Understanding the Appraisal Process
Whether you’re buying, selling, refinancing or pursuing a reverse mortgage, you can expect to encounter the home appraisal process along the way. It’s a critical, but often unfamiliar, experience with significant consequences for your goal.
Eliminating the mystery of the factors that determine an appraisal, why it’s required, and how it can impact your transaction will go a long way toward reducing the stress that they can add to your situation.
The Appraisal Process
In addition to thoroughly vetting the creditworthiness of their clients, mortgage lenders want the protection of knowing what a home is really worth. Similarly, buyers want to avoid overpaying for a property. The solution comes via a professional real estate appraiser.

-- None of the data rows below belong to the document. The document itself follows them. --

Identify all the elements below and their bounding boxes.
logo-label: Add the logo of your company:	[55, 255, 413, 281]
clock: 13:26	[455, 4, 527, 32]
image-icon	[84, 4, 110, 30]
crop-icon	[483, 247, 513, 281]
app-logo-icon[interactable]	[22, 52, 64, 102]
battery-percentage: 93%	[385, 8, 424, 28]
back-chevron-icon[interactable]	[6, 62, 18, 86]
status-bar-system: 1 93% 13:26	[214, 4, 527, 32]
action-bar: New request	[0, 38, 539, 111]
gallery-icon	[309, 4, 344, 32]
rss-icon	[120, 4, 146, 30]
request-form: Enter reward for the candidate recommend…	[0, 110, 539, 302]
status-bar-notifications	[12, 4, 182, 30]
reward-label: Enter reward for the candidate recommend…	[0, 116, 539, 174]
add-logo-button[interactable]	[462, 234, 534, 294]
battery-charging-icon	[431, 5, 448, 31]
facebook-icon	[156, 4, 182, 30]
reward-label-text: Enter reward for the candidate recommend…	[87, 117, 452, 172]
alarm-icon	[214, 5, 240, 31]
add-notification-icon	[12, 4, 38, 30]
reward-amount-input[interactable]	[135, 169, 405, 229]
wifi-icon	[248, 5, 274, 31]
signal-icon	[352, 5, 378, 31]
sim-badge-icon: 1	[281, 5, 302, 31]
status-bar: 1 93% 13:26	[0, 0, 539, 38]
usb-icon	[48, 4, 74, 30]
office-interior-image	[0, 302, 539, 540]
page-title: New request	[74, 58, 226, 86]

These independent individuals use a uniform, comprehensive approach to develop an estimate without influence from the lender, buyer, or homeowner. They review the property in question, the recent sales prices of similar homes, and use the data to calculate an appraised value.
Since their opinion can limit the lending amount available on a particular house, it’s critical to understand how they come to their decision. Even buyers with considerable down payments can be impacted by a low appraisal, as they may need to make up the difference, in addition to meeting the loan’s down payment threshold.
An appraisal begins with an assessment of the subject property. The appraiser will document the home’s size and condition. Of course, this includes information like the number of bedrooms and bathrooms. However, it will also take into account the functionality of the layout, the size of the lot, and improvements such as swimming pools or efficiency upgrades.
They will also consider the characteristics of the neighborhood. Its boundaries, number of other homes for sale, and amount of undeveloped or commercial land will all play a role in identifying the area as on the rise or in decline.
With a clear picture of the property being valued, the appraiser will search for similar homes that have sold recently, preferably in the last six months. Starting with the sales price for three or more of these properties, adjustments are then made based on the previous information gathered. Features that are an improvement over the comparable home result in an increase, while weaknesses will decrease the price.
For each of the similar properties, the appraiser will reach an adjusted value for the subject home. Finally, the multiple adjusted values will be used to form a final appraisal value, which will be the number your lender will rely on to make decisions about your borrowing options.
In some cases, the appraiser may also use a cost approach, relying on the land value and the current cost to rebuild the home to complete the estimate. Investment properties may also warrant an income approach to the valuation where the appraisal considers the rental income that a property would likely produce.